"So what exactly do you do?" This is probably one of the most common questions I am asked when people find out that I help athletes with the mental side of their game. In its simplest form, a basic answer to that question would be:
1. HELP ATHLETES OVERCOME OBSTACLES
2. USE NEUROPSYCHOLOGY TO GIVE ATHLETES AN EDGE OVER THEIR OPPONENTS
But in reality it completely depends on where an athlete, team, or group is at and what they are trying to improve on. We use cognitive brain science to help athletes develop custom plans to be at their best when it matters the most. The athletes we work with usually fall into one of three zones:
1. Problem - I have a problem that I need to overcome so I can just get back to playing my game.
2. Default - I have no problem doing what my coach asks me to do, but I'd like to gain an edge over my opponent.
3. Elite - I am competing at a high level and I want to maximize my abilities to succeed against elite competition.

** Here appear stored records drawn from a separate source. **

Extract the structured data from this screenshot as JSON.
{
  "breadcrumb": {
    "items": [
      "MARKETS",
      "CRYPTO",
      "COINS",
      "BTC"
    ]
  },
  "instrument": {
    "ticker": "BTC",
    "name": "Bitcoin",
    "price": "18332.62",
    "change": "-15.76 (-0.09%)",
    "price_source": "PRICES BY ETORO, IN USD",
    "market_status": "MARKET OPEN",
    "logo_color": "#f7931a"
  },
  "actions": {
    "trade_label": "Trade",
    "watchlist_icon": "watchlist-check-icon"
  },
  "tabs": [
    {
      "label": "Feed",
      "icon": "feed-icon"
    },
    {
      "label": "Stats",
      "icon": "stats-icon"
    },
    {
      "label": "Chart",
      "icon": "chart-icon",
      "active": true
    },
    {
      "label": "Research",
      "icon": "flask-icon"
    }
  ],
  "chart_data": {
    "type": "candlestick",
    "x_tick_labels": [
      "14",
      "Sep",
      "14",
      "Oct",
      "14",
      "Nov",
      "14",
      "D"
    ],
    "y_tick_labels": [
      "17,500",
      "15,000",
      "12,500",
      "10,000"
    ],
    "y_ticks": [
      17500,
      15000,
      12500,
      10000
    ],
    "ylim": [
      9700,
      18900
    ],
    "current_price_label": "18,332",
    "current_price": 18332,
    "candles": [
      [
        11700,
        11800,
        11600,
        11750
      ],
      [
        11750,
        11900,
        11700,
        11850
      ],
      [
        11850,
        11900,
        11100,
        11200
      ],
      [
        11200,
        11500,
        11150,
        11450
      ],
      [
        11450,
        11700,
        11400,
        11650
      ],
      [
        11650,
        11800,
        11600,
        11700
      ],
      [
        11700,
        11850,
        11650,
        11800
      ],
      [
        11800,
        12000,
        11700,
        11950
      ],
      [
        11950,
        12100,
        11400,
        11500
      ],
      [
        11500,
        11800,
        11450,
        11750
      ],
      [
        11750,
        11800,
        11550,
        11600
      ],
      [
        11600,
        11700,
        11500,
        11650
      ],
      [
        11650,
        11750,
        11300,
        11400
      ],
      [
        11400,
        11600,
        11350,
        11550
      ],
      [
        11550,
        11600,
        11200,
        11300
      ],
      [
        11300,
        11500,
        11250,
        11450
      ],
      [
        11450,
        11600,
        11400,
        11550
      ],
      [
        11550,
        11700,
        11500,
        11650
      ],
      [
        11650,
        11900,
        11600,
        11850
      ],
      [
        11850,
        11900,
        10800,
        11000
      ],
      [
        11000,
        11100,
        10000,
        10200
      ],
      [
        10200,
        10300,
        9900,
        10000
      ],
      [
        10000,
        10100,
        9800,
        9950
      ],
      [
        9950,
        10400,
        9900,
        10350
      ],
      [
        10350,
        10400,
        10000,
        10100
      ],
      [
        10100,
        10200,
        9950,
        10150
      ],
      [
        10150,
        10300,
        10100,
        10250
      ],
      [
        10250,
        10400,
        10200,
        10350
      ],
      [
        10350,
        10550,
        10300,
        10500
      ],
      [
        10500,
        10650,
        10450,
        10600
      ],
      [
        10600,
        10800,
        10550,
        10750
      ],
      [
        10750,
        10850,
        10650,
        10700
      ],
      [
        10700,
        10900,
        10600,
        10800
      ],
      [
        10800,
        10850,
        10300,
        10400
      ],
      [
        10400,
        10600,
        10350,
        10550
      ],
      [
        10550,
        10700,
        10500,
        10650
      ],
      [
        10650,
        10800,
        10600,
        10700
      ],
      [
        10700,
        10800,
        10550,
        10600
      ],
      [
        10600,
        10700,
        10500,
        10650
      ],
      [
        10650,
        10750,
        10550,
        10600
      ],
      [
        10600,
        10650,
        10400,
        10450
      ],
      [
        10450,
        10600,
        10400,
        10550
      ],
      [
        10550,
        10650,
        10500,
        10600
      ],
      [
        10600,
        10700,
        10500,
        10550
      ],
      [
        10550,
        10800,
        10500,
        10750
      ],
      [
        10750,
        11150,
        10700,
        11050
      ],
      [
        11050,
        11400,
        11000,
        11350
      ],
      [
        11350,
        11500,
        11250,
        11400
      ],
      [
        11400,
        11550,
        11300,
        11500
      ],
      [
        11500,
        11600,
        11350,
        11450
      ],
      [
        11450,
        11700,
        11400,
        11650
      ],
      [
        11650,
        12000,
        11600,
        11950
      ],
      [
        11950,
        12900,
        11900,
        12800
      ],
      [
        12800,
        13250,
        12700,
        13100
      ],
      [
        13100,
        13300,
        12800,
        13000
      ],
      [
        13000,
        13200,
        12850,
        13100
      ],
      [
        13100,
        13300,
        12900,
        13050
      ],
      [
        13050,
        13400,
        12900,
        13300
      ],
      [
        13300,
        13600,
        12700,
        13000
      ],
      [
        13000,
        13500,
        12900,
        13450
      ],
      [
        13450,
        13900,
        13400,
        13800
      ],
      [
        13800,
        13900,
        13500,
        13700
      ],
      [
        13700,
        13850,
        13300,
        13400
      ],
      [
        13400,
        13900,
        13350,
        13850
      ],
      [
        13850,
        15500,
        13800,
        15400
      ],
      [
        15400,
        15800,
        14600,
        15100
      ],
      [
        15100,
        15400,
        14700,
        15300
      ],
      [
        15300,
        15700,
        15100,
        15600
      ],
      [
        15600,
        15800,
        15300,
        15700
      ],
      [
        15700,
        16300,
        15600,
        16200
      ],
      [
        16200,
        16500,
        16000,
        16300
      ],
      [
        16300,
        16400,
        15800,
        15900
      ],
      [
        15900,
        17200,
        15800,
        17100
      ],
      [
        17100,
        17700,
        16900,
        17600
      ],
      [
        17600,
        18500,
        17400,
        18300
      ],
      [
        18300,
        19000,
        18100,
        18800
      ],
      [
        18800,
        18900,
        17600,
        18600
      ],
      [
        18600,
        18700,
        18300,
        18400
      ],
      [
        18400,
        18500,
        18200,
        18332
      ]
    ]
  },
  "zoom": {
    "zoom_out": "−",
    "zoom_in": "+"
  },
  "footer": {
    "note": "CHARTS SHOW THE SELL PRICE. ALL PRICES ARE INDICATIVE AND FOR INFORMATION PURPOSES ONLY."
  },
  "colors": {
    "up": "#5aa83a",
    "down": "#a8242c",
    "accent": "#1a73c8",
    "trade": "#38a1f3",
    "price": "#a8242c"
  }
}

Athletes who find themselves in this zone need help overcoming obstacles. That might look like a pitcher who freezes up when he walks a batter, a QB who loses confidence in himself after throwing an interception, a golfer who lets one bad shot turn into five, a basketball player who tenses up before a game winning free throw, the list goes on an on.
We offer online and in-person training to overcome these obstacles. Each situation is unique, but as a general rule we need to figure out:
1. Where is the athlete at right now in their athletic ability and career?
2. Where do they want to go, what do they want to achieve?
3. How are they going to make that a reality?
4. What obstacles ARE or COULD get in the way?
5. Teach the athlete how to control their mind and body during stressful situations.
6. Help the athlete come up with a plan do put that into action the next time that situation arises.
7. Help the athlete modify and tweak the plan to get something that fits them.
One quick and easy example of how we help athletes gain an edge over their opponents would be through helping them develop a routine. Research has shown that routines have countless benefits in multiple areas of life. Some examples from our athlete's might be:
A golfer's routine to clear out their mind and relax tense muscles before a swing
A basketball player's routine to tune out the crowd and shoot a SMOOTH free throw
A pitcher having a plan to stay loose with runners in scoring position
An athlete's post competition routine to help their mind and body recover most effectively
Developing a plan to maximize interactions with coaches/parents/social media/etc. when things go well or when things go bad
The third and final zone is all about helping athletes compete at an elite level and gain the edge over their opponents that will help them succeed at the highest level. One example would be teaching an athlete how to control their heart rate and evaluating their heart rate variable when stress is present.
In this image we have an example of an EKG printout where you can very clearly see when a "stressful" event occured and not only did the athlete's heart rate change, but their rhythm changed as well. We then completed a visualization exercise where we went through
Here is what is going to happen
Here is how your body is going to react
Here is how your mind is going to reach
Here is how you can take back control
Then we had the athlete practice the entire process in their mind. We repeated the exercise and as you can see in the second EKG printout, the athlete was able to get back to normal heart rate and normal heart rhythm MUCH faster. This athlete now has seen the proof that how he responds to stressful events will help him control his body which gives him an incredible amount of confidence the next time he takes the mound.
Another example would be using pupillometry to measure cognitive load. That is just a fancy way of saying, we can measure pupil dilation to get a good sense of how much brain power something is taking up.
Here we have an example of a quarterback that we have worked with. We used his pupil dilation while reading the word DOG as his baseline measurement. Then we had him read a complex sentence, you can see that this caused his pupil dilation to increase by 30% as he needed more brain power to complete this task. When he was asked to add 17+38 it took even more brain power and his pupil dilation went up another 15%. BUT...when he was asked to identify a Cover 2 defense on film, it went back down to somewhere between reading the word dog and a complex sentence. This simply means that this young man has watched enough film clips of this particular type of defense that he can identify it with about as much brain power as reading a few words.
This is incredibly helpful as we can now get a better grasp on how efficiently a quarterback is making his pre-snap reads. "Have you watched enough film?" is now something we can put a numerical value on to help guys make sure they feel comfortable and confident with what they are seeing from their opponents.
So what do we do?
Whatever it takes to help and athlete, team, or group achieve their goals.